Air Products and Chemicals, Inc.'s (APD - Free Report) stock looks promising at the moment. We are positive on the company’s prospects and believe that the time is right for you to add the stock to portfolio as it looks promising and is poised to carry the momentum ahead.
Air Products, a Zacks Rank #2 (Buy) stock, has outperformed the industry it belongs to over a year. The company’s shares have moved up around 9.4% over this period, compared with roughly 7.7% growth recorded by the industry.
Let’s delve deeper into the factors that make this industrial gas giant an attractive investment option.

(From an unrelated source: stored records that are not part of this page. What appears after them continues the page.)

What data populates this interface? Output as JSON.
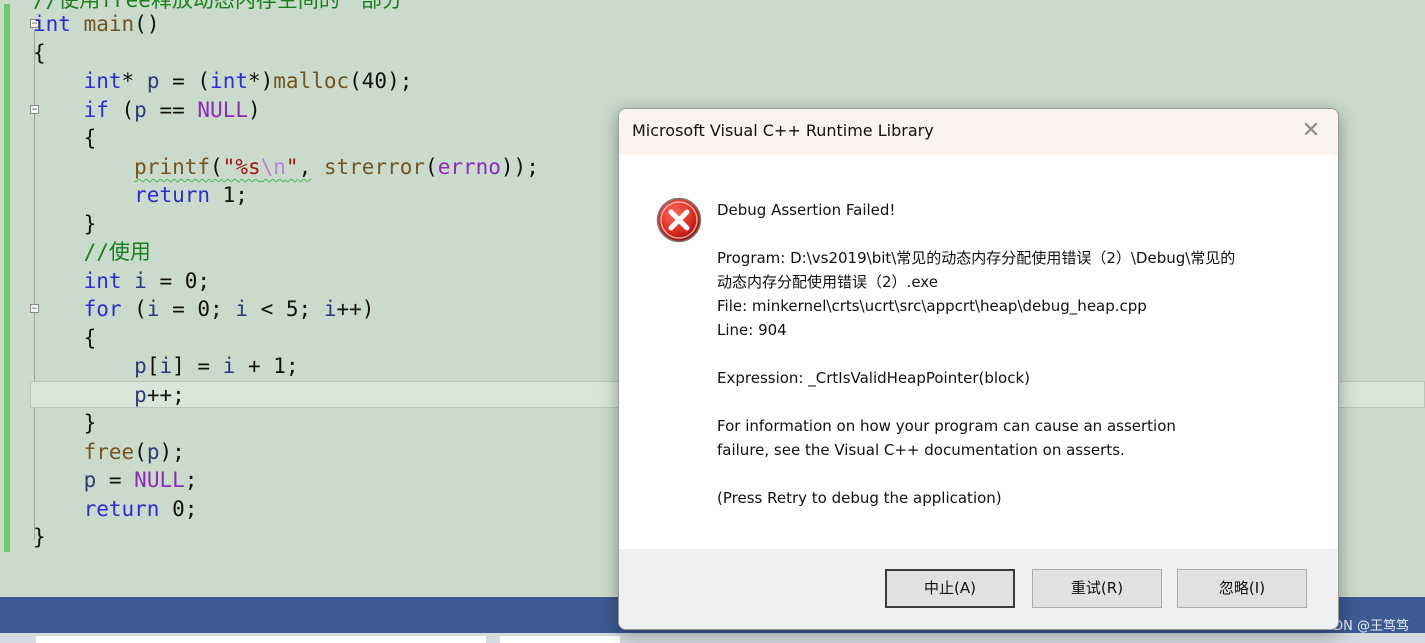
{
  "editor": {
    "lines": [
      "//使用free释放动态内存空间的一部分",
      "int main()",
      "{",
      "    int* p = (int*)malloc(40);",
      "    if (p == NULL)",
      "    {",
      "        printf(\"%s\\n\", strerror(errno));",
      "        return 1;",
      "    }",
      "    //使用",
      "    int i = 0;",
      "    for (i = 0; i < 5; i++)",
      "    {",
      "        p[i] = i + 1;",
      "        p++;",
      "    }",
      "    free(p);",
      "    p = NULL;",
      "    return 0;",
      "}"
    ]
  },
  "dialog": {
    "title": "Microsoft Visual C++ Runtime Library",
    "close_glyph": "✕",
    "icon": "error-icon",
    "heading": "Debug Assertion Failed!",
    "program_line1": "Program: D:\\vs2019\\bit\\常见的动态内存分配使用错误（2）\\Debug\\常见的",
    "program_line2": "动态内存分配使用错误（2）.exe",
    "file_line": "File: minkernel\\crts\\ucrt\\src\\appcrt\\heap\\debug_heap.cpp",
    "line_line": "Line: 904",
    "expression_line": "Expression: _CrtIsValidHeapPointer(block)",
    "info_line1": "For information on how your program can cause an assertion",
    "info_line2": "failure, see the Visual C++ documentation on asserts.",
    "press_retry": "(Press Retry to debug the application)",
    "buttons": {
      "abort": "中止(A)",
      "retry": "重试(R)",
      "ignore": "忽略(I)"
    }
  },
  "watermark": "CSDN @王笃笃",
  "colors": {
    "editor_bg": "#cadbcc",
    "keyword": "#2c2cd8",
    "function": "#74531f",
    "macro": "#8e2ab8",
    "comment": "#18801d",
    "taskbar": "#3e5a94"
  }
}
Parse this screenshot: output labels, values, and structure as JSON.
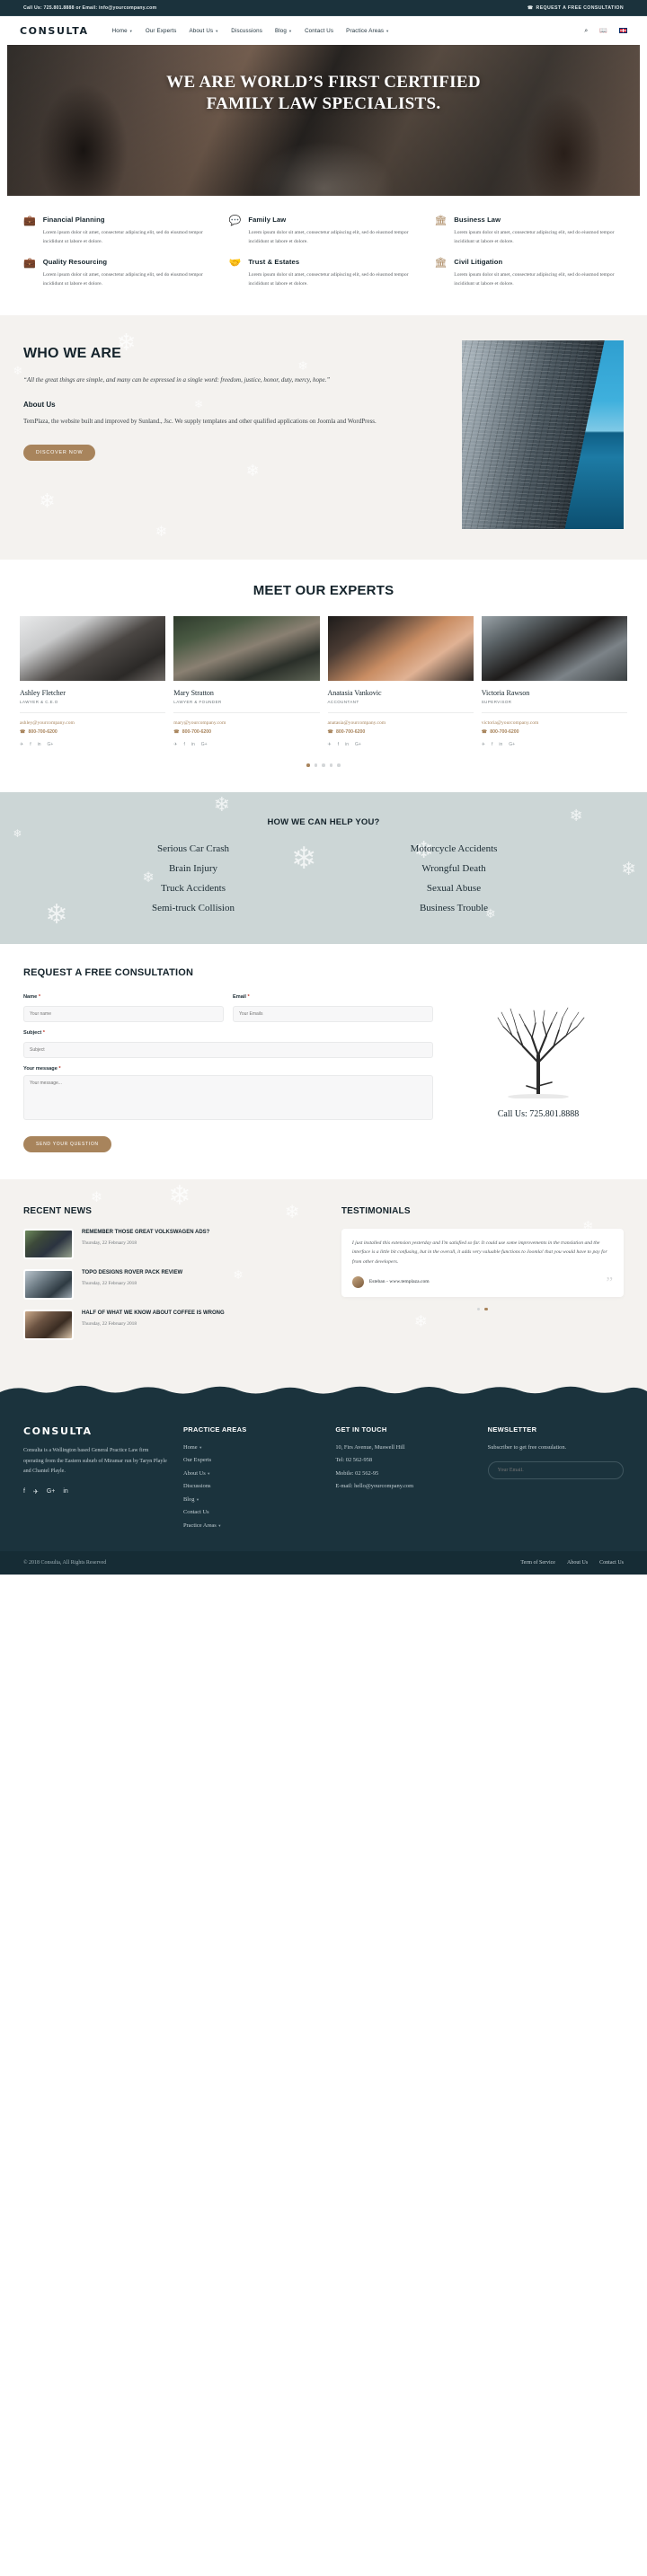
{
  "topbar": {
    "contact": "Call Us: 725.801.8888 or Email: info@yourcompany.com",
    "cta": "REQUEST A FREE CONSULTATION",
    "cta_icon": "phone-icon"
  },
  "nav": {
    "logo": "CONSULTA",
    "items": [
      {
        "label": "Home",
        "has_caret": true
      },
      {
        "label": "Our Experts",
        "has_caret": false
      },
      {
        "label": "About Us",
        "has_caret": true
      },
      {
        "label": "Discussions",
        "has_caret": false
      },
      {
        "label": "Blog",
        "has_caret": true
      },
      {
        "label": "Contact Us",
        "has_caret": false
      },
      {
        "label": "Practice Areas",
        "has_caret": true
      }
    ],
    "icons": [
      "search-icon",
      "book-icon",
      "flag-uk-icon"
    ]
  },
  "hero": {
    "line1": "WE ARE WORLD’S FIRST CERTIFIED",
    "line2": "FAMILY LAW SPECIALISTS."
  },
  "services": [
    {
      "icon": "briefcase-icon",
      "title": "Financial Planning",
      "text": "Lorem ipsum dolor sit amet, consectetur adipiscing elit, sed do eiusmod tempor incididunt ut labore et dolore."
    },
    {
      "icon": "chat-bubbles-icon",
      "title": "Family Law",
      "text": "Lorem ipsum dolor sit amet, consectetur adipiscing elit, sed do eiusmod tempor incididunt ut labore et dolore."
    },
    {
      "icon": "bank-icon",
      "title": "Business Law",
      "text": "Lorem ipsum dolor sit amet, consectetur adipiscing elit, sed do eiusmod tempor incididunt ut labore et dolore."
    },
    {
      "icon": "briefcase-icon",
      "title": "Quality Resourcing",
      "text": "Lorem ipsum dolor sit amet, consectetur adipiscing elit, sed do eiusmod tempor incididunt ut labore et dolore."
    },
    {
      "icon": "handshake-icon",
      "title": "Trust & Estates",
      "text": "Lorem ipsum dolor sit amet, consectetur adipiscing elit, sed do eiusmod tempor incididunt ut labore et dolore."
    },
    {
      "icon": "pillar-icon",
      "title": "Civil Litigation",
      "text": "Lorem ipsum dolor sit amet, consectetur adipiscing elit, sed do eiusmod tempor incididunt ut labore et dolore."
    }
  ],
  "who": {
    "heading": "WHO WE ARE",
    "quote": "“All the great things are simple, and many can be expressed in a single word: freedom, justice, honor, duty, mercy, hope.”",
    "subheading": "About Us",
    "body": "TemPlaza, the website built and improved by Sunland., Jsc. We supply templates and other qualified applications on Joomla and WordPress.",
    "button": "DISCOVER NOW"
  },
  "experts": {
    "heading": "MEET OUR EXPERTS",
    "people": [
      {
        "name": "Ashley Fletcher",
        "role": "LAWYER & C.E.O",
        "email": "ashley@yourcompany.com",
        "phone": "800-700-6200",
        "photo": "p1"
      },
      {
        "name": "Mary Stratton",
        "role": "LAWYER & FOUNDER",
        "email": "mary@yourcompany.com",
        "phone": "800-700-6200",
        "photo": "p2"
      },
      {
        "name": "Anatasia Vankovic",
        "role": "ACCOUNTANT",
        "email": "anatasia@yourcompany.com",
        "phone": "800-700-6200",
        "photo": "p3"
      },
      {
        "name": "Victoria Rawson",
        "role": "SUPERVISOR",
        "email": "victoria@yourcompany.com",
        "phone": "800-700-6200",
        "photo": "p4"
      }
    ],
    "socials": [
      "twitter-icon",
      "facebook-icon",
      "linkedin-icon",
      "google-plus-icon"
    ],
    "dots": 5,
    "active_dot": 0
  },
  "help": {
    "heading": "HOW WE CAN HELP YOU?",
    "items": [
      "Serious Car Crash",
      "Motorcycle Accidents",
      "Brain Injury",
      "Wrongful Death",
      "Truck Accidents",
      "Sexual Abuse",
      "Semi-truck Collision",
      "Business Trouble"
    ]
  },
  "consult": {
    "heading": "REQUEST A FREE CONSULTATION",
    "fields": {
      "name_label": "Name",
      "name_placeholder": "Your name",
      "email_label": "Email",
      "email_placeholder": "Your Emails",
      "subject_label": "Subject",
      "subject_placeholder": "Subject",
      "message_label": "Your message",
      "message_placeholder": "Your message..."
    },
    "required_mark": "*",
    "submit": "SEND YOUR QUESTION",
    "call_us": "Call Us: 725.801.8888"
  },
  "news": {
    "heading": "RECENT NEWS",
    "items": [
      {
        "title": "REMEMBER THOSE GREAT VOLKSWAGEN ADS?",
        "date": "Thursday, 22 February 2018",
        "thumb": "n1"
      },
      {
        "title": "TOPO DESIGNS ROVER PACK REVIEW",
        "date": "Thursday, 22 February 2018",
        "thumb": "n2"
      },
      {
        "title": "HALF OF WHAT WE KNOW ABOUT COFFEE IS WRONG",
        "date": "Thursday, 22 February 2018",
        "thumb": "n3"
      }
    ]
  },
  "testimonials": {
    "heading": "TESTIMONIALS",
    "quote": "I just installed this extension yesterday and I'm satisfied so far. It could use some improvements in the translation and the interface is a little bit confusing, but in the overall, it adds very valuable functions to Joomla! that you would have to pay for from other developers.",
    "author": "Esteban - www.templaza.com",
    "quote_mark": "”",
    "dots": 2,
    "active_dot": 1
  },
  "footer": {
    "logo": "CONSULTA",
    "description": "Consulta is a Wellington based General Practice Law firm operating from the Eastern suburb of Miramar run by Taryn Playle and Chantel Playle.",
    "socials": [
      "facebook-icon",
      "twitter-icon",
      "google-plus-icon",
      "linkedin-icon"
    ],
    "practice_areas": {
      "heading": "PRACTICE AREAS",
      "links": [
        {
          "label": "Home",
          "has_caret": true
        },
        {
          "label": "Our Experts",
          "has_caret": false
        },
        {
          "label": "About Us",
          "has_caret": true
        },
        {
          "label": "Discussions",
          "has_caret": false
        },
        {
          "label": "Blog",
          "has_caret": true
        },
        {
          "label": "Contact Us",
          "has_caret": false
        },
        {
          "label": "Practice Areas",
          "has_caret": true
        }
      ]
    },
    "get_in_touch": {
      "heading": "GET IN TOUCH",
      "address": "10, Firs Avenue, Muswell Hill",
      "tel": "Tel: 02 562-958",
      "mobile": "Mobile: 02 562-95",
      "email": "E-mail: hello@yourcompany.com"
    },
    "newsletter": {
      "heading": "NEWSLETTER",
      "text": "Subscriber to get free consulation.",
      "placeholder": "Your Email."
    },
    "copyright": "© 2018 Consulta, All Rights Reserved",
    "bottom_links": [
      "Term of Service",
      "About Us",
      "Contact Us"
    ]
  },
  "colors": {
    "dark": "#1b333d",
    "accent": "#a8845c",
    "help_bg": "#ccd6d6",
    "soft_bg": "#f4f2ef"
  }
}
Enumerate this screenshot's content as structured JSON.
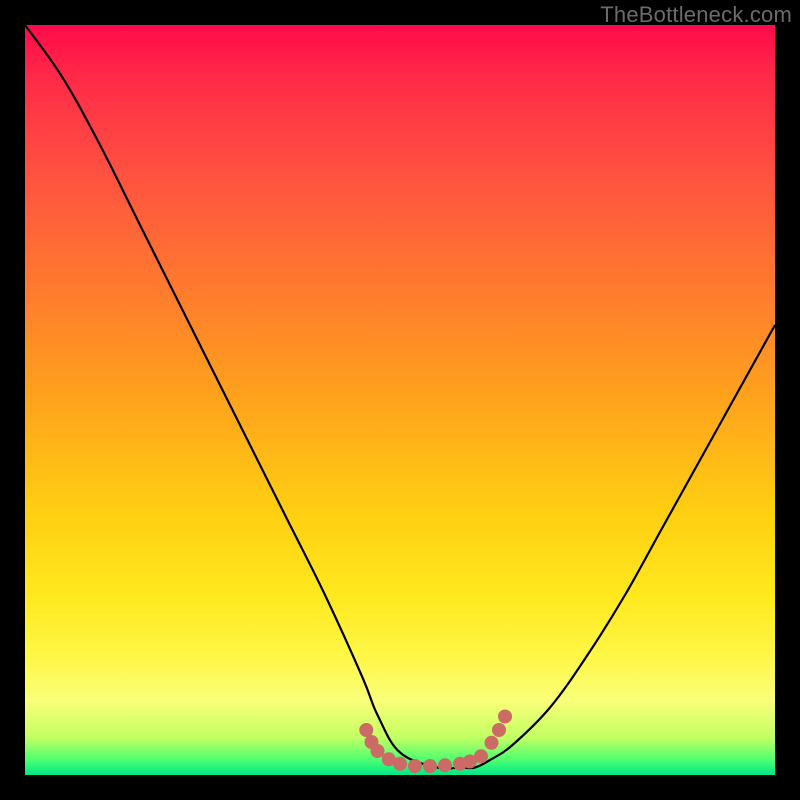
{
  "watermark": "TheBottleneck.com",
  "colors": {
    "curve": "#000000",
    "marker": "#cc6a66",
    "background_black": "#000000"
  },
  "chart_data": {
    "type": "line",
    "title": "",
    "xlabel": "",
    "ylabel": "",
    "xlim": [
      0,
      100
    ],
    "ylim": [
      0,
      100
    ],
    "grid": false,
    "legend": false,
    "series": [
      {
        "name": "bottleneck-curve",
        "x": [
          0,
          5,
          10,
          15,
          20,
          25,
          30,
          35,
          40,
          45,
          47,
          50,
          55,
          58,
          60,
          62,
          65,
          70,
          75,
          80,
          85,
          90,
          95,
          100
        ],
        "y": [
          100,
          93,
          84,
          74,
          64,
          54,
          44,
          34,
          24,
          13,
          8,
          3,
          1,
          1,
          1,
          2,
          4,
          9,
          16,
          24,
          33,
          42,
          51,
          60
        ]
      }
    ],
    "markers": {
      "name": "highlight-dots",
      "color": "#cc6a66",
      "points": [
        {
          "x": 45.5,
          "y": 6.0
        },
        {
          "x": 46.2,
          "y": 4.4
        },
        {
          "x": 47.0,
          "y": 3.2
        },
        {
          "x": 48.5,
          "y": 2.1
        },
        {
          "x": 50.0,
          "y": 1.5
        },
        {
          "x": 52.0,
          "y": 1.2
        },
        {
          "x": 54.0,
          "y": 1.2
        },
        {
          "x": 56.0,
          "y": 1.3
        },
        {
          "x": 58.0,
          "y": 1.5
        },
        {
          "x": 59.3,
          "y": 1.8
        },
        {
          "x": 60.8,
          "y": 2.5
        },
        {
          "x": 62.2,
          "y": 4.3
        },
        {
          "x": 63.2,
          "y": 6.0
        },
        {
          "x": 64.0,
          "y": 7.8
        }
      ]
    }
  }
}
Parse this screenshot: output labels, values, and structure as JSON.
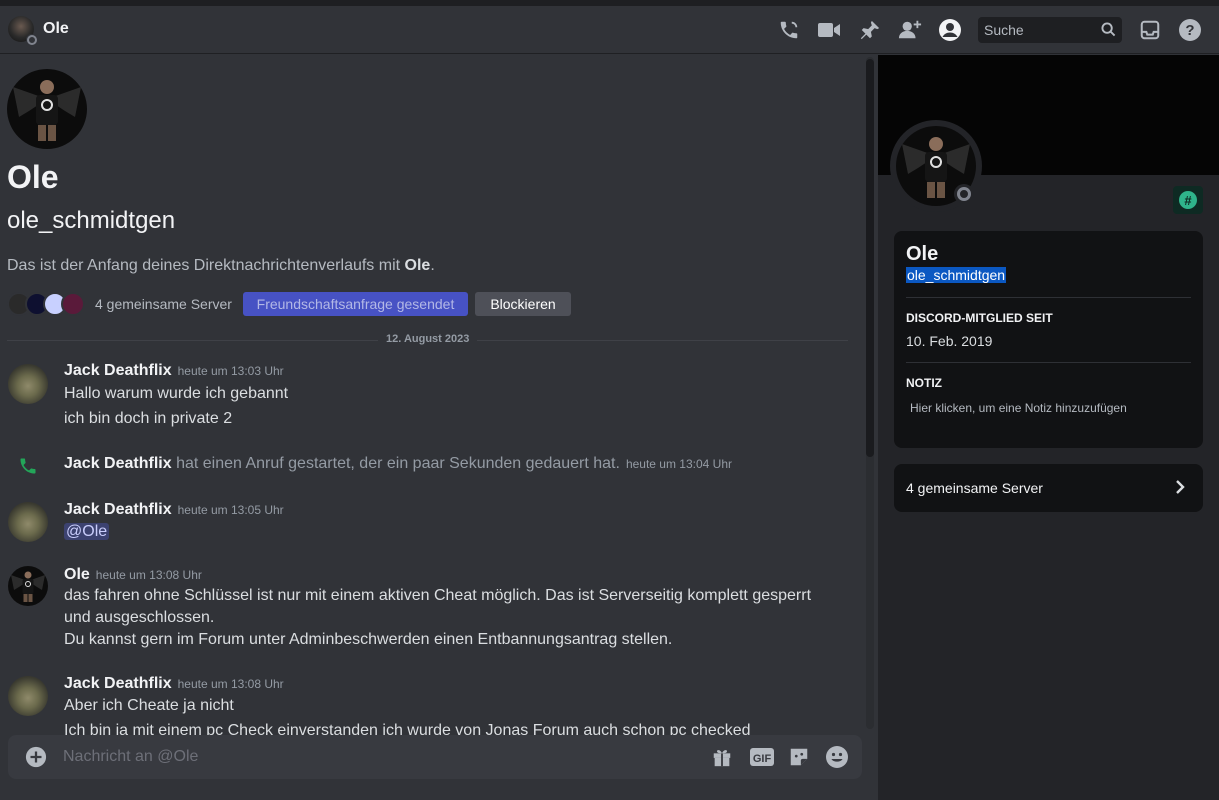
{
  "header": {
    "channel_name": "Ole",
    "search_placeholder": "Suche"
  },
  "intro": {
    "display_name": "Ole",
    "username": "ole_schmidtgen",
    "text_prefix": "Das ist der Anfang deines Direktnachrichtenverlaufs mit ",
    "text_name": "Ole",
    "text_suffix": ".",
    "mutual_servers": "4 gemeinsame Server",
    "friend_request_button": "Freundschaftsanfrage gesendet",
    "block_button": "Blockieren"
  },
  "date_divider": "12. August 2023",
  "messages": [
    {
      "author": "Jack Deathflix",
      "timestamp": "heute um 13:03 Uhr",
      "lines": [
        "Hallo warum wurde ich gebannt",
        "ich bin doch in private 2"
      ]
    },
    {
      "author": "Jack Deathflix",
      "call_text": "hat einen Anruf gestartet, der ein paar Sekunden gedauert hat.",
      "timestamp": "heute um 13:04 Uhr"
    },
    {
      "author": "Jack Deathflix",
      "timestamp": "heute um 13:05 Uhr",
      "mention": "@Ole"
    },
    {
      "author": "Ole",
      "timestamp": "heute um 13:08 Uhr",
      "lines": [
        "das fahren ohne Schlüssel ist nur mit einem aktiven Cheat möglich. Das ist Serverseitig komplett gesperrt und ausgeschlossen.",
        "Du kannst gern im Forum unter Adminbeschwerden einen Entbannungsantrag stellen."
      ]
    },
    {
      "author": "Jack Deathflix",
      "timestamp": "heute um 13:08 Uhr",
      "lines": [
        "Aber ich Cheate ja nicht",
        "Ich bin ja mit einem pc Check einverstanden ich wurde von Jonas Forum auch schon pc checked"
      ]
    }
  ],
  "composer": {
    "placeholder": "Nachricht an @Ole",
    "gif_label": "GIF"
  },
  "profile": {
    "display_name": "Ole",
    "username": "ole_schmidtgen",
    "member_since_label": "DISCORD-MITGLIED SEIT",
    "member_since": "10. Feb. 2019",
    "note_label": "NOTIZ",
    "note_placeholder": "Hier klicken, um eine Notiz hinzuzufügen",
    "mutual_servers": "4 gemeinsame Server",
    "badge_symbol": "#"
  },
  "icons": [
    "voice-call-icon",
    "video-call-icon",
    "pin-icon",
    "add-member-icon",
    "user-profile-icon",
    "search-icon",
    "inbox-icon",
    "help-icon",
    "call-icon",
    "add-attachment-icon",
    "gift-icon",
    "gif-icon",
    "sticker-icon",
    "emoji-icon",
    "chevron-right-icon"
  ],
  "colors": {
    "background": "#313338",
    "profile_background": "#232428",
    "card_background": "#111214",
    "friend_button": "#4752c4",
    "block_button": "#4e5058",
    "call_icon": "#23a559",
    "mention_bg": "#3c4270",
    "selection": "#0b58c2"
  }
}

What's Working in Favor of APD?
Upbeat Outlook: Air Products, in April, raised its earnings outlook for fiscal 2018 factoring in the expected contribution from the Lu'An syngas project in China. The company now expects its adjusted earnings to be in the range of $7.25 to $7.40 per share (a 15-17% increase from the prior year), up from its earlier view of $7.15-$7.35 per share.
Moreover, the company expects adjusted earnings to be in the band of $1.80 to $1.85 per share for the fiscal third quarter, up 9-12% year over year.
Air Products has built a strong project backlog. These projects are anticipated to be accretive to earnings and cash flow over the next few years. It will also benefit from its actions to cut operational costs. Moreover, strategic investments in high-return projects, new business deals and acquisitions are likely to drive fiscal 2018 results.
Positive Earnings Surprise History: Air Products has an impressive earnings surprise history. It has outpaced the Zacks Consensus Estimate in each of the trailing four quarters, delivering a positive average earnings surprise of 4.2%.
Estimates Northbound: Annual estimates for Air Products have moved north over the past three months, reflecting analysts’ confidence on the stock. Over this period, the Zacks Consensus Estimate for fiscal 2018 has increased by around 0.7% to $7.37 per share. The Zacks Consensus Estimate for fiscal 2019 has also moved up 1.1% over the same timeframe to $8.06.
Superior Return on Equity (ROE): Air Products’ ROE of 15%, as compared with the industry average of 9.2%, manifests the company’s efficiency in utilizing shareholder’s funds.
Healthy Growth Prospects: The Zacks Consensus Estimate for earnings for fiscal 2018 for Air Products is currently pegged at $7.37, reflecting an expected year-over-year growth of 16.8%. Moreover, earnings are expected to register a 9.4% growth in fiscal 2019. The company also has an expected long-term earnings per share growth of 16.3%, higher than the industry average of 10.1%.
Other Stocks to Consider
Other top-ranked stocks worth considering in the basic materials space include Westlake Chemical Corporation (WLK - Free Report) , The Chemours Company (CC - Free Report) and FMC Corporation (FMC - Free Report) , each carrying a Zacks Rank #1 (Strong Buy). You can see the complete list of today’s Zacks #1 Rank stocks here.
Westlake Chemical has an expected long-term earnings growth rate of 12.2%. Its shares have rallied roughly 63% over a year.
Chemours has an expected long-term earnings growth rate of 15.5%. The company’s shares have rallied around 21% in a year.
FMC has an expected long-term earnings growth rate of 14.3%. Its shares have gained roughly 18% over a year.